Coloring Books
Red Book, Yellow Book, Green Book
Stay within the lines.
The Red Book
There’s a specification that Phillips published in 1981, for optical digital encoding of audio. They teamed up with Sony to create the standard, and by the following year hardware was on the market in the new format: Compact Disc. (Discs are optical media; disks are magnetic media.)
The cover of the book containing the specifications was red, so the format soon came to be known as Red Book. Once additional extensions to the standard came along, each was published in its own color book. CD-i, the interactive format was enumerated in the Green Book, but it didn’t find much success on the market despite enormous hype. CD-ROM had a brief moment of popularity after it was described in the Yellow Book in the late 80s.
Philips diagram describing the reading of data from a CD.
Eventually, the collection of all the various optical disc formats came to be known as the Rainbow Books. Later, hybrid formats emerged, letting creators combine Red Book audio with Yellow Book CD-ROM data.
The Yellow Book
In the middle of the last century, troops returning from World War II had been impressed by the efficiency and military utility of the advanced highways criss-crossing Germany. Perhaps no one was more impressed than Dwight D. Eisenhower, who would spearhead the creation of a similar national highway system in the United States, which would be named in his honor after his passing.

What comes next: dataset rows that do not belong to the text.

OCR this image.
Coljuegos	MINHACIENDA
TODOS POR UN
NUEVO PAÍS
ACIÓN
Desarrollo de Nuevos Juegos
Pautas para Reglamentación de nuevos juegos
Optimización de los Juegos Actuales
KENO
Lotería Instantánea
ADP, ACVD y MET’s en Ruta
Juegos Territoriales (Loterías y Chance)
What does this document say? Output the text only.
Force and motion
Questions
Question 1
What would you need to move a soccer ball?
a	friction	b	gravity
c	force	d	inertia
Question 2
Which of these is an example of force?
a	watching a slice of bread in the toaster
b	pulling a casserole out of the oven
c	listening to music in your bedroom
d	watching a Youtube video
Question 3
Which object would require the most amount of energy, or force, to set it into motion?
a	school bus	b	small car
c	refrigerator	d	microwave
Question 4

While there had been similar efforts proposed in the past, the first full plan for our current national highway system was mapped out in 1955, in a publication entitled General Location of National System of Interstate Highways. It was, in many ways, a connect-the-dots between the biggest cities in the country.

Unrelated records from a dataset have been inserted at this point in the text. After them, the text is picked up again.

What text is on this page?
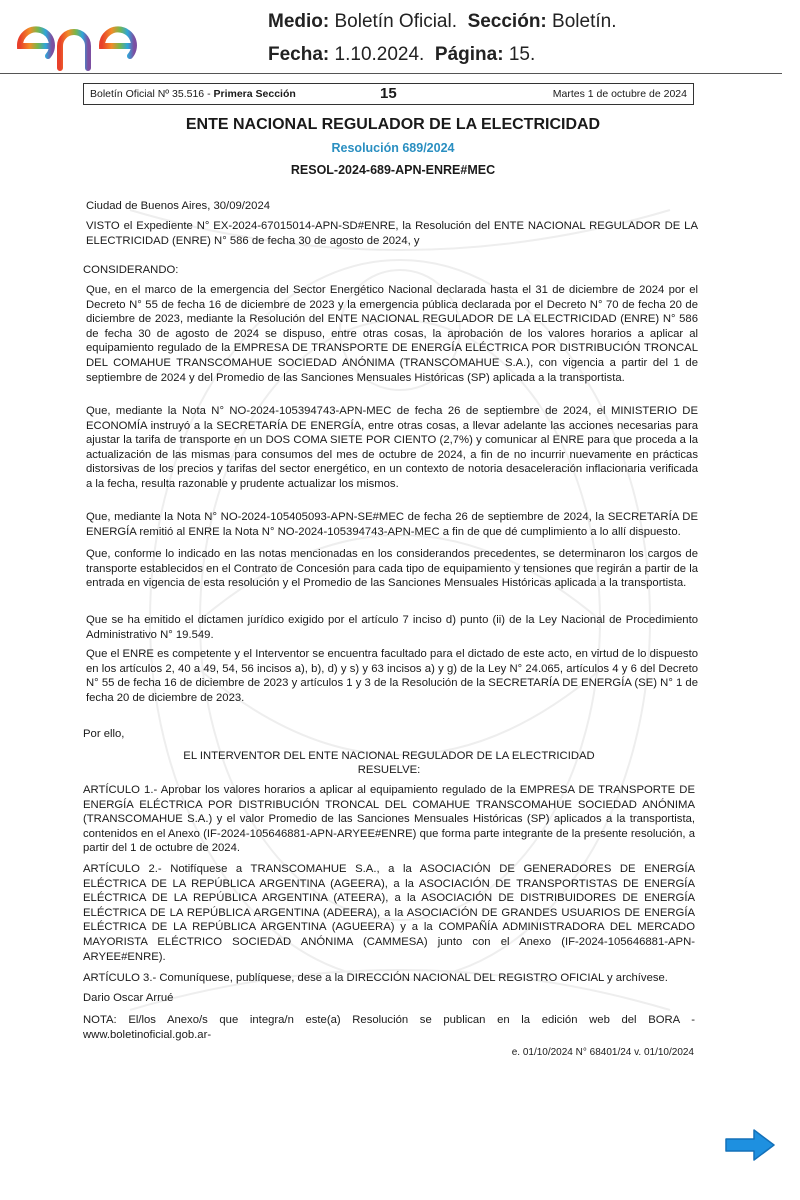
Medio: Boletín Oficial. Sección: Boletín.
Fecha: 1.10.2024. Página: 15.
Boletín Oficial Nº 35.516 - Primera Sección	15	Martes 1 de octubre de 2024
ENTE NACIONAL REGULADOR DE LA ELECTRICIDAD
Resolución 689/2024
RESOL-2024-689-APN-ENRE#MEC
Ciudad de Buenos Aires, 30/09/2024
VISTO el Expediente N° EX-2024-67015014-APN-SD#ENRE, la Resolución del ENTE NACIONAL REGULADOR DE LA ELECTRICIDAD (ENRE) N° 586 de fecha 30 de agosto de 2024, y
CONSIDERANDO:
Que, en el marco de la emergencia del Sector Energético Nacional declarada hasta el 31 de diciembre de 2024 por el Decreto N° 55 de fecha 16 de diciembre de 2023 y la emergencia pública declarada por el Decreto N° 70 de fecha 20 de diciembre de 2023, mediante la Resolución del ENTE NACIONAL REGULADOR DE LA ELECTRICIDAD (ENRE) N° 586 de fecha 30 de agosto de 2024 se dispuso, entre otras cosas, la aprobación de los valores horarios a aplicar al equipamiento regulado de la EMPRESA DE TRANSPORTE DE ENERGÍA ELÉCTRICA POR DISTRIBUCIÓN TRONCAL DEL COMAHUE TRANSCOMAHUE SOCIEDAD ANÓNIMA (TRANSCOMAHUE S.A.), con vigencia a partir del 1 de septiembre de 2024 y del Promedio de las Sanciones Mensuales Históricas (SP) aplicada a la transportista.
Que, mediante la Nota N° NO-2024-105394743-APN-MEC de fecha 26 de septiembre de 2024, el MINISTERIO DE ECONOMÍA instruyó a la SECRETARÍA DE ENERGÍA, entre otras cosas, a llevar adelante las acciones necesarias para ajustar la tarifa de transporte en un DOS COMA SIETE POR CIENTO (2,7%) y comunicar al ENRE para que proceda a la actualización de las mismas para consumos del mes de octubre de 2024, a fin de no incurrir nuevamente en prácticas distorsivas de los precios y tarifas del sector energético, en un contexto de notoria desaceleración inflacionaria verificada a la fecha, resulta razonable y prudente actualizar los mismos.
Que, mediante la Nota N° NO-2024-105405093-APN-SE#MEC de fecha 26 de septiembre de 2024, la SECRETARÍA DE ENERGÍA remitió al ENRE la Nota N° NO-2024-105394743-APN-MEC a fin de que dé cumplimiento a lo allí dispuesto.
Que, conforme lo indicado en las notas mencionadas en los considerandos precedentes, se determinaron los cargos de transporte establecidos en el Contrato de Concesión para cada tipo de equipamiento y tensiones que regirán a partir de la entrada en vigencia de esta resolución y el Promedio de las Sanciones Mensuales Históricas aplicada a la transportista.
Que se ha emitido el dictamen jurídico exigido por el artículo 7 inciso d) punto (ii) de la Ley Nacional de Procedimiento Administrativo N° 19.549.
Que el ENRE es competente y el Interventor se encuentra facultado para el dictado de este acto, en virtud de lo dispuesto en los artículos 2, 40 a 49, 54, 56 incisos a), b), d) y s) y 63 incisos a) y g) de la Ley N° 24.065, artículos 4 y 6 del Decreto N° 55 de fecha 16 de diciembre de 2023 y artículos 1 y 3 de la Resolución de la SECRETARÍA DE ENERGÍA (SE) N° 1 de fecha 20 de diciembre de 2023.
Por ello,
EL INTERVENTOR DEL ENTE NACIONAL REGULADOR DE LA ELECTRICIDAD
RESUELVE:
ARTÍCULO 1.- Aprobar los valores horarios a aplicar al equipamiento regulado de la EMPRESA DE TRANSPORTE DE ENERGÍA ELÉCTRICA POR DISTRIBUCIÓN TRONCAL DEL COMAHUE TRANSCOMAHUE SOCIEDAD ANÓNIMA (TRANSCOMAHUE S.A.) y el valor Promedio de las Sanciones Mensuales Históricas (SP) aplicados a la transportista, contenidos en el Anexo (IF-2024-105646881-APN-ARYEE#ENRE) que forma parte integrante de la presente resolución, a partir del 1 de octubre de 2024.
ARTÍCULO 2.- Notifíquese a TRANSCOMAHUE S.A., a la ASOCIACIÓN DE GENERADORES DE ENERGÍA ELÉCTRICA DE LA REPÚBLICA ARGENTINA (AGEERA), a la ASOCIACIÓN DE TRANSPORTISTAS DE ENERGÍA ELÉCTRICA DE LA REPÚBLICA ARGENTINA (ATEERA), a la ASOCIACIÓN DE DISTRIBUIDORES DE ENERGÍA ELÉCTRICA DE LA REPÚBLICA ARGENTINA (ADEERA), a la ASOCIACIÓN DE GRANDES USUARIOS DE ENERGÍA ELÉCTRICA DE LA REPÚBLICA ARGENTINA (AGUEERA) y a la COMPAÑÍA ADMINISTRADORA DEL MERCADO MAYORISTA ELÉCTRICO SOCIEDAD ANÓNIMA (CAMMESA) junto con el Anexo (IF-2024-105646881-APN-ARYEE#ENRE).
ARTÍCULO 3.- Comuníquese, publíquese, dese a la DIRECCIÓN NACIONAL DEL REGISTRO OFICIAL y archívese.
Dario Oscar Arrué
NOTA: El/los Anexo/s que integra/n este(a) Resolución se publican en la edición web del BORA -www.boletinoficial.gob.ar-
e. 01/10/2024 N° 68401/24 v. 01/10/2024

1965 status map showing progress on following the 1955 highway plan
The cover of the General Location book was yellow. Soon, the publication and the plan it proposed came to be known as the Yellow Book. Though it was known for the lines between cities, it contained sketches outlining the route that highways would take through cities.

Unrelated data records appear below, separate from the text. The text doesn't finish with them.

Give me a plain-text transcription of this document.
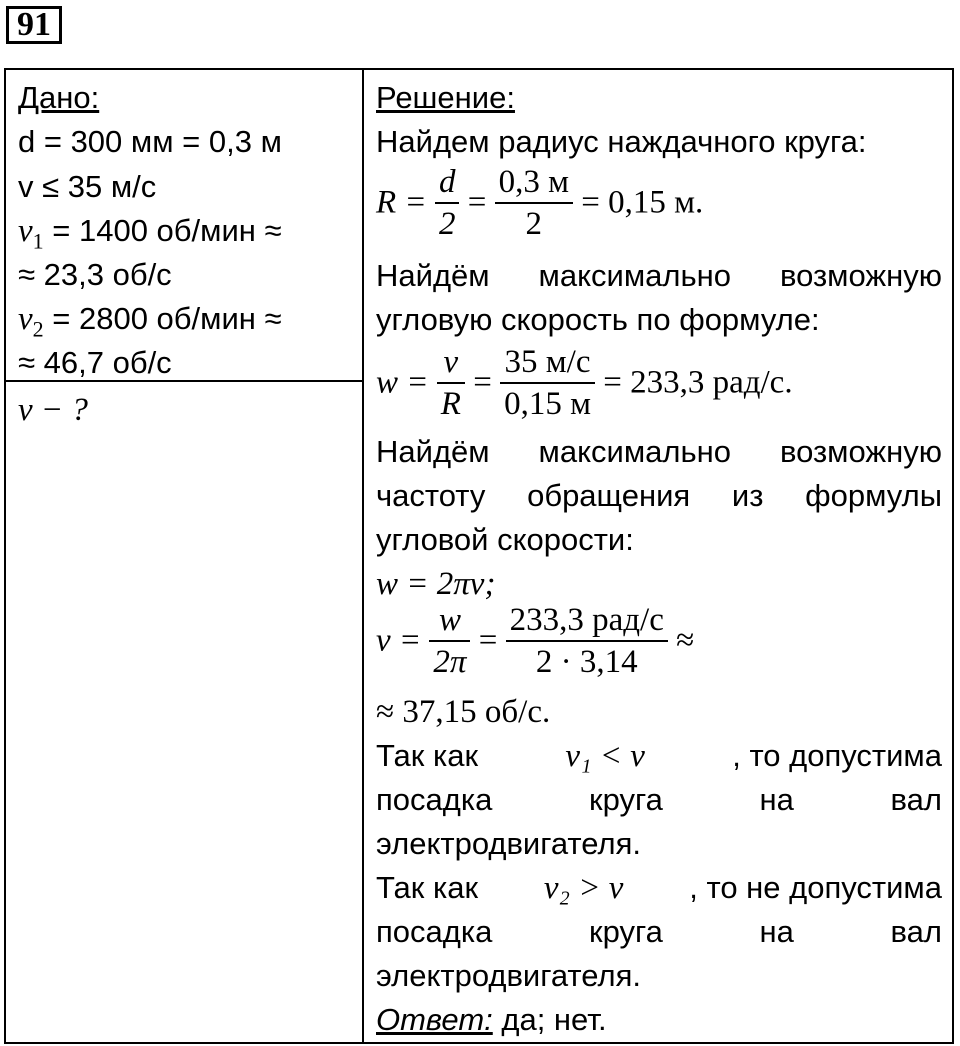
91
Дано:
d = 300 мм = 0,3 м
v ≤ 35 м/с
$\nu_1 = 1400$ об/мин ≈
≈ 23,3 об/с
$\nu_2 = 2800$ об/мин ≈
≈ 46,7 об/с
ν − ?
Решение:
Найдем радиус наждачного круга:
$R = \frac{d}{2} = \frac{0,3 м}{2} = 0,15$ м.
Найдём максимально возможную
угловую скорость по формуле:
$w = \frac{v}{R} = \frac{35 м/с}{0,15 м} = 233,3$ рад/с.
Найдём максимально возможную
частоту обращения из формулы
угловой скорости:
w = 2πν;
$\nu = \frac{w}{2\pi} = \frac{\text{233,3 рад/с}}{2 \cdot 3,14}$ ≈
≈ 37,15 об/с.
Так как	ν₁ < ν	, то допустима
посадка круга на вал
электродвигателя.
Так как ν₂ > ν , то не допустима
посадка круга на вал
электродвигателя.
Ответ: да; нет.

In the manner of many such planning efforts, examples intended to be illustrative soon came to be considered normative by those responsible for picking the location for the new highways. The destruction of minority and marginalized neighborhoods during the construction of the federal highway system can in many cases be traced back to simple line drawings in the Yellow Book that passed, nearly unchanged, into the final location of enormous multi-lane divided highways.
Close-up of highway plan for Minneapolis-St. Paul in the 1955 edition of the Yellow Book
The Green Book
Victor H. Green was a mailman in Hackensack, New Jersey in the 1930s when he realized the need to document places where African Americans could safely travel, eat and find accommodations while in unfamiliar parts of the country. Playing off of his name, Green published The Negro Motorist Green Book starting in 1936, with the cover of the book reflecting both its name and its author’s name. Though that first edition only covered the New York City area, it rapidly expanded to cover the entire country, limited only by the meager resources available to Green as a self-published author.
Green Book covers from 1937, 1945, 1956 and 1961. (Via 99% Invisible)
The Green Book, as it was popularly known, stayed in publication through 1966, tending to the needs of its audience until the legal (though not social) end of the Jim Crow era.
As the excellent 99% Invisible podcast episode about the Green Book states, “Green relied on informal networks like the National Urban League, the NAACP, masonic lodges, and churches around the country.” By tapping into his network of connections, Green maintained a standard of increased safety and comfort for an entire community as it endured decades under the burden of the systematic oppression of Jim Crow.